Caractéristiques clés et fonctionnalités :
- Exploration de texte et extraction contextuelle : Identifiez et extrayez automatiquement les termes clés, les phrases et les concepts des données textuelles, facilitant une compréhension plus approfondie du contenu.
- Catégorisation et analyse de sentiment : Classez les documents dans des catégories prédéfinies et évaluez le sentiment pour mesurer l'opinion publique ou les retours des clients.
- Détection de sujets : Découvrez les tendances émergentes et les opportunités cachées en détectant les idées principales ou les sujets au sein de grands ensembles de données textuelles.
- Support multilingue : Analysez le texte dans 33 langues, y compris l'anglais, l'espagnol, le chinois et l'arabe, avec des lexiques intégrés et des listes de mots vides pour chaque langue.
- Intégration ouverte : Intégrez de manière transparente avec les systèmes existants et les technologies open-source, en prenant en charge divers langages de programmation tels que SAS, Python, R, Java, Scala et Lua.
- Automatisation et collaboration : Utilisez des algorithmes intelligents pour automatiser la détection des relations, des sujets et des sentiments, réduisant ainsi les efforts d'analyse manuelle. Favorisez la collaboration en créant, gérant et partageant du contenu dans un espace de travail hautement collaboratif.

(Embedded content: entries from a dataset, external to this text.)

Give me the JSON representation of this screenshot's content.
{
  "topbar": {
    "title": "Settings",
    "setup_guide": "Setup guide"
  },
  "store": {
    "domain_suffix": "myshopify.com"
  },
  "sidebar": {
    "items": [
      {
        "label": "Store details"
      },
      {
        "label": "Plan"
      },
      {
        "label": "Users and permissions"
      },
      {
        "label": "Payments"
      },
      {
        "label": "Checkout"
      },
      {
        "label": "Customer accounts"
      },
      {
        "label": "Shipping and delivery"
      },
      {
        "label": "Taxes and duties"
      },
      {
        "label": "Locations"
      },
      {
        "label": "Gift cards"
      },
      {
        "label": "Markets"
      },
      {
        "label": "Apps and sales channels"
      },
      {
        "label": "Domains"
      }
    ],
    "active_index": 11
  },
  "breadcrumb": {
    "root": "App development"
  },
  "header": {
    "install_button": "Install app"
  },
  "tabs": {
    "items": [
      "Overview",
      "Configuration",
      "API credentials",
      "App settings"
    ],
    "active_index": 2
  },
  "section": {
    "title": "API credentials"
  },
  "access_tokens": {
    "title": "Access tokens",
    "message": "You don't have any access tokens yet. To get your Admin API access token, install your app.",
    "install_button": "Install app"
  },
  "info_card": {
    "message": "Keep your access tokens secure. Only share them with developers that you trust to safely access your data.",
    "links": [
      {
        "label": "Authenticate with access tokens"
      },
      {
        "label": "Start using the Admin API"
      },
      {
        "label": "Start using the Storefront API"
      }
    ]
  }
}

Valeur principale et solutions pour les utilisateurs :
SAS Visual Text Analytics permet aux organisations de transformer des données textuelles non structurées en informations exploitables, en répondant à des défis tels que la gestion et l'interprétation des notes, l'évaluation des risques et des fraudes, et l'exploitation des retours clients pour une détection précoce des problèmes. En automatisant le processus d'analyse et en fournissant un environnement flexible et ouvert, il améliore la prise de décision, accroît l'efficacité opérationnelle et révèle des opportunités cachées dans de vastes quantités d'informations textuelles.